The reading usually heralds a similar trend from official inventory data, which is due later on Wednesday, and indicates some tightening in U.S. markets as the travel-heavy summer season approaches.

A sustained draw in gasoline inventories in particular indicated that fuel demand in the country remained strong, even as gas prices rose sharply in recent weeks.

But analysts doubt just how high gas prices will rise, given that high gas prices at the pump are a key point of contention for the Biden administration.

Iran-Israel tensions ease

Oil prices were nursing a sharp drop from near six-month highs over the past week, as a deescalation in tensions between Iran and Israel saw traders largely price out a risk premium from oil markets.

But the Israel-Hamas war showed little signs of stopping, keeping some risks of Middle Eastern geopolitics still in play for crude markets.

US GDP data, PCE inflation data awaited

Markets were now awaiting first-quarter gross domestic product data from the U.S., due on Thursday, and then Friday's PCE price index data, the Fed’s preferred inflation gauge,.for more cues on the world’s biggest fuel consumer.
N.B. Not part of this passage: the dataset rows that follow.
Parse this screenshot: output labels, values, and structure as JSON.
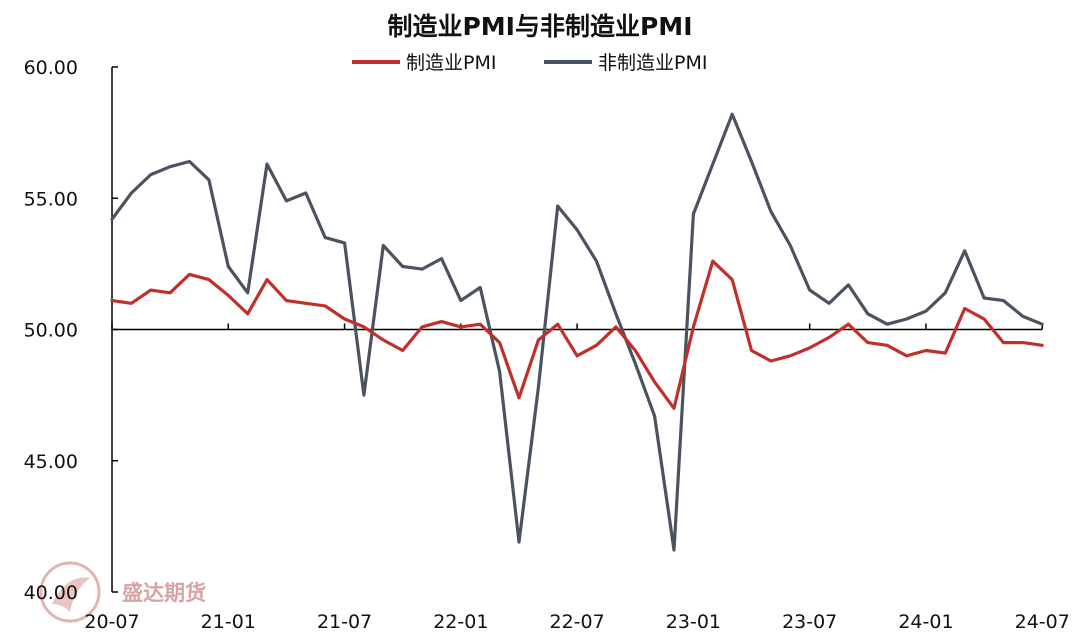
{
  "chart_data": {
    "type": "line",
    "title": "制造业PMI与非制造业PMI",
    "xlabel": "",
    "ylabel": "",
    "ylim": [
      40,
      60
    ],
    "yticks": [
      "40.00",
      "45.00",
      "50.00",
      "55.00",
      "60.00"
    ],
    "x_tick_labels": [
      "20-07",
      "21-01",
      "21-07",
      "22-01",
      "22-07",
      "23-01",
      "23-07",
      "24-01",
      "24-07"
    ],
    "x_tick_index": [
      0,
      6,
      12,
      18,
      24,
      30,
      36,
      42,
      48
    ],
    "baseline": 50,
    "legend_position": "top-center",
    "grid": false,
    "x": [
      "20-07",
      "20-08",
      "20-09",
      "20-10",
      "20-11",
      "20-12",
      "21-01",
      "21-02",
      "21-03",
      "21-04",
      "21-05",
      "21-06",
      "21-07",
      "21-08",
      "21-09",
      "21-10",
      "21-11",
      "21-12",
      "22-01",
      "22-02",
      "22-03",
      "22-04",
      "22-05",
      "22-06",
      "22-07",
      "22-08",
      "22-09",
      "22-10",
      "22-11",
      "22-12",
      "23-01",
      "23-02",
      "23-03",
      "23-04",
      "23-05",
      "23-06",
      "23-07",
      "23-08",
      "23-09",
      "23-10",
      "23-11",
      "23-12",
      "24-01",
      "24-02",
      "24-03",
      "24-04",
      "24-05",
      "24-06",
      "24-07"
    ],
    "series": [
      {
        "name": "制造业PMI",
        "color": "#c0302a",
        "values": [
          51.1,
          51.0,
          51.5,
          51.4,
          52.1,
          51.9,
          51.3,
          50.6,
          51.9,
          51.1,
          51.0,
          50.9,
          50.4,
          50.1,
          49.6,
          49.2,
          50.1,
          50.3,
          50.1,
          50.2,
          49.5,
          47.4,
          49.6,
          50.2,
          49.0,
          49.4,
          50.1,
          49.2,
          48.0,
          47.0,
          50.1,
          52.6,
          51.9,
          49.2,
          48.8,
          49.0,
          49.3,
          49.7,
          50.2,
          49.5,
          49.4,
          49.0,
          49.2,
          49.1,
          50.8,
          50.4,
          49.5,
          49.5,
          49.4
        ]
      },
      {
        "name": "非制造业PMI",
        "color": "#4b5260",
        "values": [
          54.2,
          55.2,
          55.9,
          56.2,
          56.4,
          55.7,
          52.4,
          51.4,
          56.3,
          54.9,
          55.2,
          53.5,
          53.3,
          47.5,
          53.2,
          52.4,
          52.3,
          52.7,
          51.1,
          51.6,
          48.4,
          41.9,
          47.8,
          54.7,
          53.8,
          52.6,
          50.6,
          48.7,
          46.7,
          41.6,
          54.4,
          56.3,
          58.2,
          56.4,
          54.5,
          53.2,
          51.5,
          51.0,
          51.7,
          50.6,
          50.2,
          50.4,
          50.7,
          51.4,
          53.0,
          51.2,
          51.1,
          50.5,
          50.2
        ]
      }
    ]
  },
  "watermark": {
    "text": "盛达期货"
  }
}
The readings are also expected to tie into the outlook for U.S. interest rates, given that strength in the economy gives the Federal Reserve more headroom to keep interest rates higher for longer.

This notion was somewhat dented by weaker-than-expected purchasing managers index data for April, which sparked losses in the dollar on Tuesday. A drop in the dollar benefits oil prices, given that they are priced in the greenback.

Weakness in the dollar also helps buoy demand by making oil cheaper for international buyers.